Always have a 5 year plan. Be thinking of goals you want to work towards, however big or small. What inspires you? What drives you? What do you want to accomplish or cure or solve?
Take a CPR class together.
Emphasize importance of staying certified ( or making a habit of watching an online course every year on the same day, like the day after Thanksgiving or something like that.
It’s so tempting to write someone off, to dismiss them as “less than.” They’re too young or too old to be taken seriously. They speak a different language or have a different skin color. They may be poor, uneducated, disabled or just simply unattractive. RESIST that temptation. Remember that every human being is God’s creation, a masterpiece cloaked in dignity. No matter what they look like or even what they’ve done, everyone you meet is deserving (and in need) of respect. To be humble is to remember this. (Start lesson young, phrased age-appropriately, and reticket yearly. Look for opportunities to discuss.)
Remind them there’s nothing they could ever do to lose your love. They’re so afraid of disappointing you. Emphasize the difference between making mistakes and being a “bad” person.
Every “yes” to something is a “no” to something else. Take your time processing the choices - write in your journal, sweat it out, listen to music, talk to someone you trust, read books from experts. Once you’re clear about what you’re giving up, let it go and don’t look back. (Remember there’s no advice that’s right more than 99% of the time. Always trust your gut. Just remember an impulse isn’t the same thing as a gut check.)
When it comes to judging your behavior at school/ sports/ work, ask:
Was I fair?
Was I kind?
Did I put in the work?
If the answers are all “Yes,” then rest well.
If an answer is “No,” then fix it.
Resentment is a sign you are giving too much and are in need of replenishment. It’s a good example of how even the “negative” emotions are on your side, interpreting your experience in the world.
I think the term “find myself” simply means figuring out how much of what you do/think/want/believe/care about/ feel is there because some parents, siblings, family — or institutions — or ad campaigns — or political party, or whatever put it there and fed it, vs. how much ch of all that you present to the world and to yourself, is genuine…The good, the bad, and the ugly? (Go find yourself! Tell the rest of us to F off!) xoxo
We do what we do and feel how we feel because we think what we think.

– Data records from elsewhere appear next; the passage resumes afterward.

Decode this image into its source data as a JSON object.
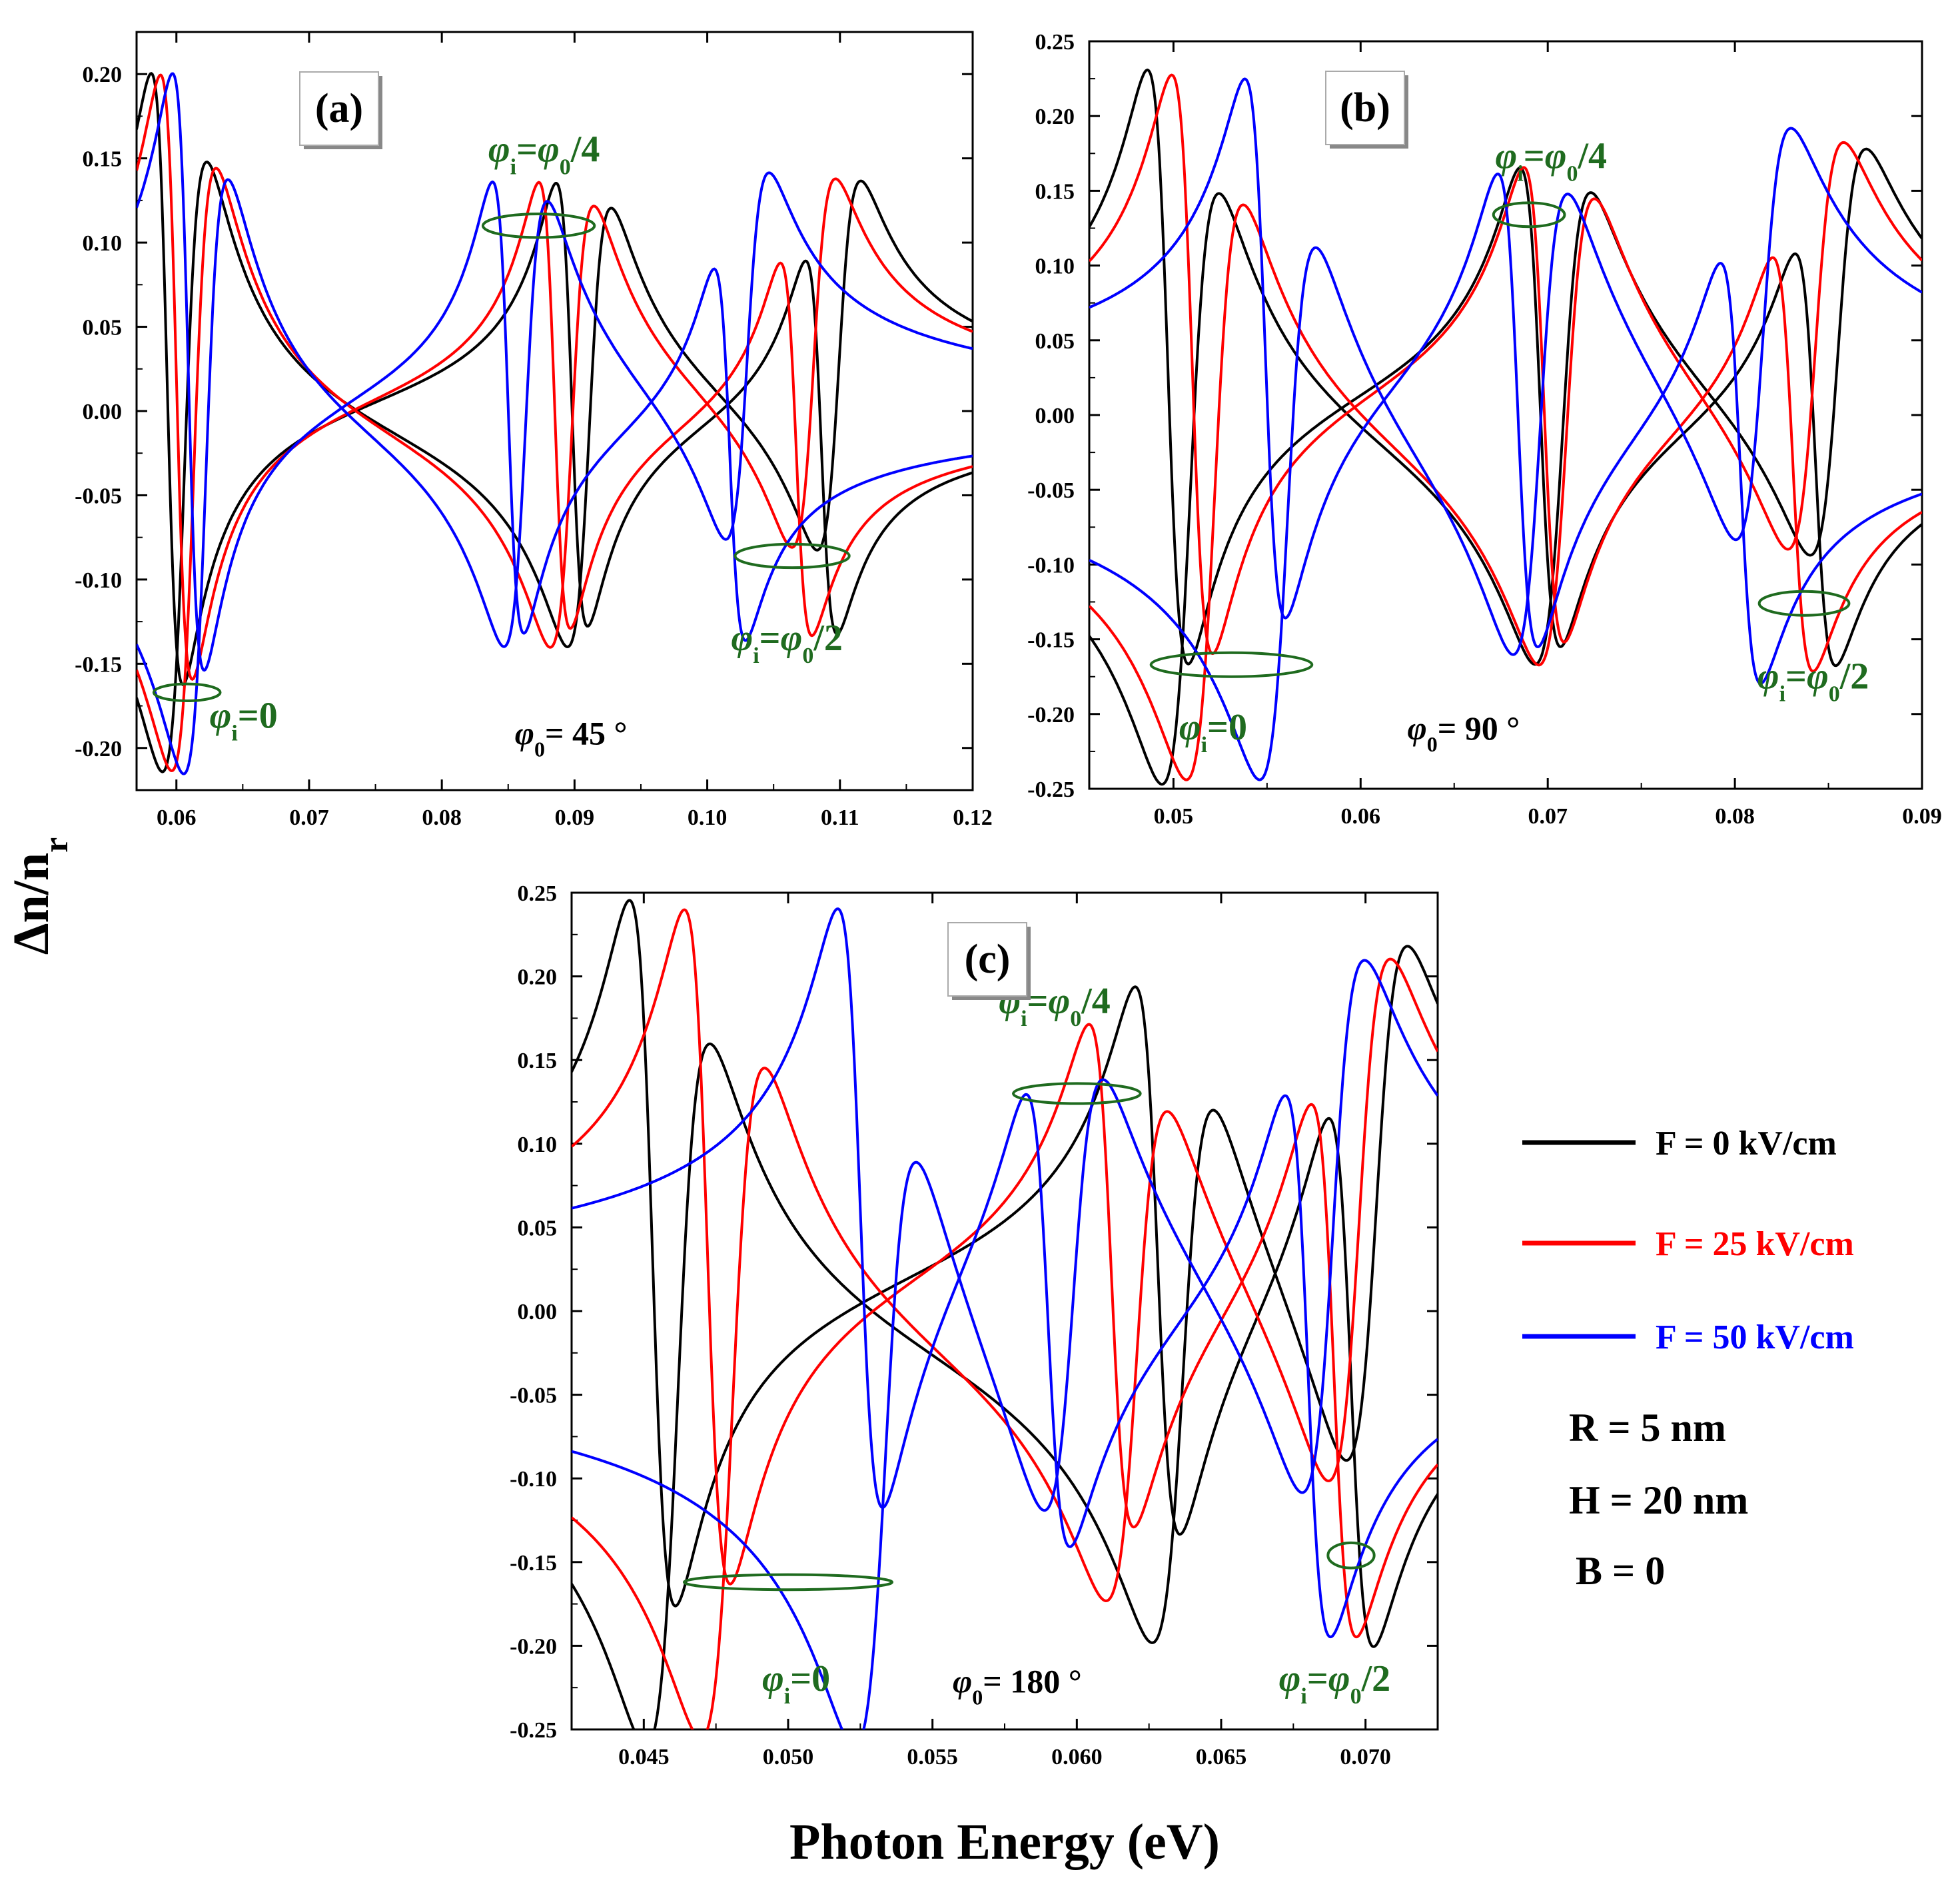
{
  "figure": {
    "ylabel": "Δn/nr",
    "xlabel": "Photon Energy (eV)",
    "series_names": [
      "F = 0 kV/cm",
      "F = 25 kV/cm",
      "F = 50 kV/cm"
    ],
    "series_colors": [
      "#000000",
      "#ff0000",
      "#0000ff"
    ],
    "annotation_color": "#1f6b1f",
    "params": [
      "R = 5 nm",
      "H = 20 nm",
      "B = 0"
    ]
  },
  "chart_data": [
    {
      "type": "line",
      "panel_label": "(a)",
      "phi0_label": "φ0= 45 °",
      "xlim": [
        0.057,
        0.12
      ],
      "ylim": [
        -0.225,
        0.225
      ],
      "xticks": [
        0.06,
        0.07,
        0.08,
        0.09,
        0.1,
        0.11,
        0.12
      ],
      "xtick_labels": [
        "0.06",
        "0.07",
        "0.08",
        "0.09",
        "0.10",
        "0.11",
        "0.12"
      ],
      "yticks": [
        -0.2,
        -0.15,
        -0.1,
        -0.05,
        0.0,
        0.05,
        0.1,
        0.15,
        0.2
      ],
      "ytick_labels": [
        "-0.20",
        "-0.15",
        "-0.10",
        "-0.05",
        "0.00",
        "0.05",
        "0.10",
        "0.15",
        "0.20"
      ],
      "resonances": [
        {
          "name": "F = 0 kV/cm",
          "centers": [
            0.0593,
            0.0898,
            0.1086
          ],
          "amplitudes": [
            0.182,
            0.133,
            0.112
          ],
          "widths": [
            0.0012,
            0.0012,
            0.0012
          ],
          "baseline": [
            0.003,
            -0.011
          ]
        },
        {
          "name": "F = 25 kV/cm",
          "centers": [
            0.06,
            0.0885,
            0.1067
          ],
          "amplitudes": [
            0.18,
            0.134,
            0.112
          ],
          "widths": [
            0.0012,
            0.0012,
            0.0012
          ],
          "baseline": [
            0.003,
            -0.011
          ]
        },
        {
          "name": "F = 50 kV/cm",
          "centers": [
            0.0609,
            0.085,
            0.1017
          ],
          "amplitudes": [
            0.178,
            0.136,
            0.112
          ],
          "widths": [
            0.0012,
            0.0012,
            0.0012
          ],
          "baseline": [
            0.003,
            -0.011
          ]
        }
      ],
      "annotations": [
        {
          "base": "φ",
          "sub": "i",
          "rest": "=0",
          "at": [
            0.0625,
            -0.188
          ]
        },
        {
          "base": "φ",
          "sub": "i",
          "rest": "=φ",
          "sub2": "0",
          "rest2": "/4",
          "at": [
            0.0835,
            0.148
          ]
        },
        {
          "base": "φ",
          "sub": "i",
          "rest": "=φ",
          "sub2": "0",
          "rest2": "/2",
          "at": [
            0.1018,
            -0.142
          ]
        }
      ],
      "ellipses": [
        {
          "center": [
            0.0608,
            -0.167
          ],
          "radii": [
            0.0025,
            0.005
          ]
        },
        {
          "center": [
            0.0873,
            0.11
          ],
          "radii": [
            0.0042,
            0.007
          ]
        },
        {
          "center": [
            0.1064,
            -0.086
          ],
          "radii": [
            0.0043,
            0.007
          ]
        }
      ],
      "phi0_at": [
        0.0855,
        -0.198
      ]
    },
    {
      "type": "line",
      "panel_label": "(b)",
      "phi0_label": "φ0= 90 °",
      "xlim": [
        0.0455,
        0.09
      ],
      "ylim": [
        -0.25,
        0.25
      ],
      "xticks": [
        0.05,
        0.06,
        0.07,
        0.08,
        0.09
      ],
      "xtick_labels": [
        "0.05",
        "0.06",
        "0.07",
        "0.08",
        "0.09"
      ],
      "yticks": [
        -0.25,
        -0.2,
        -0.15,
        -0.1,
        -0.05,
        0.0,
        0.05,
        0.1,
        0.15,
        0.2,
        0.25
      ],
      "ytick_labels": [
        "-0.25",
        "-0.20",
        "-0.15",
        "-0.10",
        "-0.05",
        "0.00",
        "0.05",
        "0.10",
        "0.15",
        "0.20",
        "0.25"
      ],
      "resonances": [
        {
          "name": "F = 0 kV/cm",
          "centers": [
            0.0497,
            0.0696,
            0.0843
          ],
          "amplitudes": [
            0.2,
            0.163,
            0.14
          ],
          "widths": [
            0.0011,
            0.0011,
            0.0011
          ],
          "baseline": [
            0.005,
            -0.012
          ]
        },
        {
          "name": "F = 25 kV/cm",
          "centers": [
            0.051,
            0.0698,
            0.0831
          ],
          "amplitudes": [
            0.195,
            0.162,
            0.141
          ],
          "widths": [
            0.0011,
            0.0011,
            0.0011
          ],
          "baseline": [
            0.005,
            -0.012
          ]
        },
        {
          "name": "F = 50 kV/cm",
          "centers": [
            0.0549,
            0.0684,
            0.0803
          ],
          "amplitudes": [
            0.183,
            0.163,
            0.144
          ],
          "widths": [
            0.0011,
            0.0011,
            0.0011
          ],
          "baseline": [
            0.005,
            -0.012
          ]
        }
      ],
      "annotations": [
        {
          "base": "φ",
          "sub": "i",
          "rest": "=0",
          "at": [
            0.0503,
            -0.217
          ]
        },
        {
          "base": "φ",
          "sub": "i",
          "rest": "=φ",
          "sub2": "0",
          "rest2": "/4",
          "at": [
            0.0672,
            0.165
          ]
        },
        {
          "base": "φ",
          "sub": "i",
          "rest": "=φ",
          "sub2": "0",
          "rest2": "/2",
          "at": [
            0.0812,
            -0.183
          ]
        }
      ],
      "ellipses": [
        {
          "center": [
            0.0531,
            -0.167
          ],
          "radii": [
            0.0043,
            0.008
          ]
        },
        {
          "center": [
            0.069,
            0.134
          ],
          "radii": [
            0.0019,
            0.008
          ]
        },
        {
          "center": [
            0.0837,
            -0.126
          ],
          "radii": [
            0.0024,
            0.008
          ]
        }
      ],
      "phi0_at": [
        0.0625,
        -0.217
      ]
    },
    {
      "type": "line",
      "panel_label": "(c)",
      "phi0_label": "φ0= 180 °",
      "xlim": [
        0.0425,
        0.0725
      ],
      "ylim": [
        -0.25,
        0.25
      ],
      "xticks": [
        0.045,
        0.05,
        0.055,
        0.06,
        0.065,
        0.07
      ],
      "xtick_labels": [
        "0.045",
        "0.050",
        "0.055",
        "0.060",
        "0.065",
        "0.070"
      ],
      "yticks": [
        -0.25,
        -0.2,
        -0.15,
        -0.1,
        -0.05,
        0.0,
        0.05,
        0.1,
        0.15,
        0.2,
        0.25
      ],
      "ytick_labels": [
        "-0.25",
        "-0.20",
        "-0.15",
        "-0.10",
        "-0.05",
        "0.00",
        "0.05",
        "0.10",
        "0.15",
        "0.20",
        "0.25"
      ],
      "resonances": [
        {
          "name": "F = 0 kV/cm",
          "centers": [
            0.0453,
            0.0628,
            0.0695
          ],
          "amplitudes": [
            0.212,
            0.169,
            0.163
          ],
          "widths": [
            0.0008,
            0.0008,
            0.0008
          ],
          "baseline": [
            0.008,
            -0.014
          ]
        },
        {
          "name": "F = 25 kV/cm",
          "centers": [
            0.0472,
            0.0612,
            0.0689
          ],
          "amplitudes": [
            0.203,
            0.155,
            0.163
          ],
          "widths": [
            0.0008,
            0.0008,
            0.0008
          ],
          "baseline": [
            0.008,
            -0.014
          ]
        },
        {
          "name": "F = 50 kV/cm",
          "centers": [
            0.0525,
            0.059,
            0.068
          ],
          "amplitudes": [
            0.184,
            0.143,
            0.165
          ],
          "widths": [
            0.0008,
            0.0008,
            0.0008
          ],
          "baseline": [
            0.008,
            -0.014
          ]
        }
      ],
      "annotations": [
        {
          "base": "φ",
          "sub": "i",
          "rest": "=0",
          "at": [
            0.0491,
            -0.227
          ]
        },
        {
          "base": "φ",
          "sub": "i",
          "rest": "=φ",
          "sub2": "0",
          "rest2": "/4",
          "at": [
            0.0573,
            0.178
          ]
        },
        {
          "base": "φ",
          "sub": "i",
          "rest": "=φ",
          "sub2": "0",
          "rest2": "/2",
          "at": [
            0.067,
            -0.227
          ]
        }
      ],
      "ellipses": [
        {
          "center": [
            0.05,
            -0.162
          ],
          "radii": [
            0.0036,
            0.0045
          ]
        },
        {
          "center": [
            0.06,
            0.13
          ],
          "radii": [
            0.0022,
            0.006
          ]
        },
        {
          "center": [
            0.0695,
            -0.146
          ],
          "radii": [
            0.0008,
            0.0075
          ]
        }
      ],
      "phi0_at": [
        0.0557,
        -0.228
      ]
    }
  ]
}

Our thoughts are so powerful. Let’s take each one captive today and be sure they’re the kind of thoughts we want guiding and influencing the way we live our lives.” -Lysa TerKeurst
We’re all just so delicate. It’s just our nature. Treat others (and yourself) accordingly. Even/ especially the ones that seem to be tough as nails or sharp as wire. Try not to lose sight of that.
Make a deal: flying lessons IF he takes dancing lessons. A man has got to know how to dance!
In fact, tack on some other prerequisites like good grades and responsible behavior
Gambling is a very tricky thing. It can get out of hand easily because of how the brain works. That initial “rush” of excitement starts to burn pathways, and causes chemical reactions that need to be fed more and more. Before you know it you’re gambling more often and with more money, trying to achieve that rush. Be very, very careful with gambling.
Gambling casinos and online gaming know this and they exploit it to make TONS of money. It’s a scam. Avoid gambling all together or step away very early.
Grandpa always said everything boils down to how you treat people.
Always treating people with kindness and respect is the most important lesson he wanted to get across to us.